Ce qui a changé dans ma vie depuis l’accident
Ma situation avant l’accident
Avant l’accident, j’étais autonome dans toutes les activités de la vie quotidienne. Je travaillais à temps plein, je conduisais chaque jour et je m’occupais seule de mes deux enfants en semaine. Je courais deux fois par semaine et nous faisions régulièrement des promenades en famille le week-end.
Les soins et l’évolution
Après l’accident, j’ai été opérée de la cheville puis immobilisée pendant six semaines. J’ai ensuite suivi des séances de kinésithérapie. Les premières semaines, j’avais besoin de mon conjoint pour me laver, m’habiller, préparer les repas et accompagner les enfants. J’ai repris le travail progressivement, d’abord à temps partiel thérapeutique.
Douleurs et déplacements
Je ressens encore une douleur à la cheville lorsque je marche plus de vingt minutes ou lorsque je reste debout longtemps. Elle gonfle en fin de journée. Je descends les escaliers lentement, en tenant la rampe, et je dois faire une pause lorsque je fais les courses.

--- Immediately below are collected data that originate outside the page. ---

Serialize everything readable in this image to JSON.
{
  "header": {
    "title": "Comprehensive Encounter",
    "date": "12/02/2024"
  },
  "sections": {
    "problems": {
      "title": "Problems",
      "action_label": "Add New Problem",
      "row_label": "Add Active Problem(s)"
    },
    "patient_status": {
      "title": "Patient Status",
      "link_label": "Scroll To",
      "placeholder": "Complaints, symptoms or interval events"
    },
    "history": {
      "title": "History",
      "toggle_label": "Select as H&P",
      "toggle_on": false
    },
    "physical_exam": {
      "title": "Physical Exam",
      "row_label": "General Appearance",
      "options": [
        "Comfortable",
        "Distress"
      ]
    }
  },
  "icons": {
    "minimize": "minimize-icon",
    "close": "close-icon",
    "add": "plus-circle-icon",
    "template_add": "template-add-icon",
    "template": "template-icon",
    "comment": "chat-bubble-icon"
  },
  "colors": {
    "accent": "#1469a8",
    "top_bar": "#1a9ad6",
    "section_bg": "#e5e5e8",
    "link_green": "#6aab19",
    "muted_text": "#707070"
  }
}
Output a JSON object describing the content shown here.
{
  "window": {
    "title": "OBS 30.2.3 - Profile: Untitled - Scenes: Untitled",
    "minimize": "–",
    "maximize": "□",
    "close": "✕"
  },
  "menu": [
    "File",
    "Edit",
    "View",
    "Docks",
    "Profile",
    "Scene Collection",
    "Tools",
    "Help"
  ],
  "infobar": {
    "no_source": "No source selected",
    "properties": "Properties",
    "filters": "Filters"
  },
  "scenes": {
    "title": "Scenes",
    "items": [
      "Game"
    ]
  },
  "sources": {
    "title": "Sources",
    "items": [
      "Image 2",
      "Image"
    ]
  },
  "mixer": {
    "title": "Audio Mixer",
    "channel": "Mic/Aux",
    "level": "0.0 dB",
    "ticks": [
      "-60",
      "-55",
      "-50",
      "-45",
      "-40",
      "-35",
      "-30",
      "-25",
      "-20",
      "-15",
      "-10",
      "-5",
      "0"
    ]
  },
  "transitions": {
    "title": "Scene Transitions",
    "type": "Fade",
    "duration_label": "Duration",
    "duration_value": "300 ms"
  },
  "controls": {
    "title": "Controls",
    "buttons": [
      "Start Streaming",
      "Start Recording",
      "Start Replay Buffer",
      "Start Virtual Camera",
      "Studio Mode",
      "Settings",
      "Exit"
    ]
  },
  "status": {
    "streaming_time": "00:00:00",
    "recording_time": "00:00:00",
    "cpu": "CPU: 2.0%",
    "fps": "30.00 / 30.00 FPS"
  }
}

Les conséquences dans ma journée
Je peux de nouveau conduire, mais les trajets de plus de trente minutes réveillent la douleur. Mon conjoint continue de prendre en charge les courses lourdes et une partie du ménage. Je dors moins bien les jours où la douleur est plus forte et j’appréhende encore de traverser certaines intersections en voiture.
Le travail et mon rôle auprès de mes proches
J’ai repris mon poste à temps plein, mais je dois alterner les positions assise et debout. Je termine certaines journées très fatiguée et je suis moins disponible le soir pour mes enfants. Je ne peux plus les accompagner à pied à leurs activités lorsque le trajet est long.
Les activités que je n’ai pas reprises
Je n’ai pas repris la course à pied, que je pratiquais deux fois par semaine. J’ai essayé de courir quelques minutes, mais la douleur et la peur de me blesser m’ont arrêtée. Les promenades en famille sont désormais plus courtes et je choisis des parcours sans dénivelé.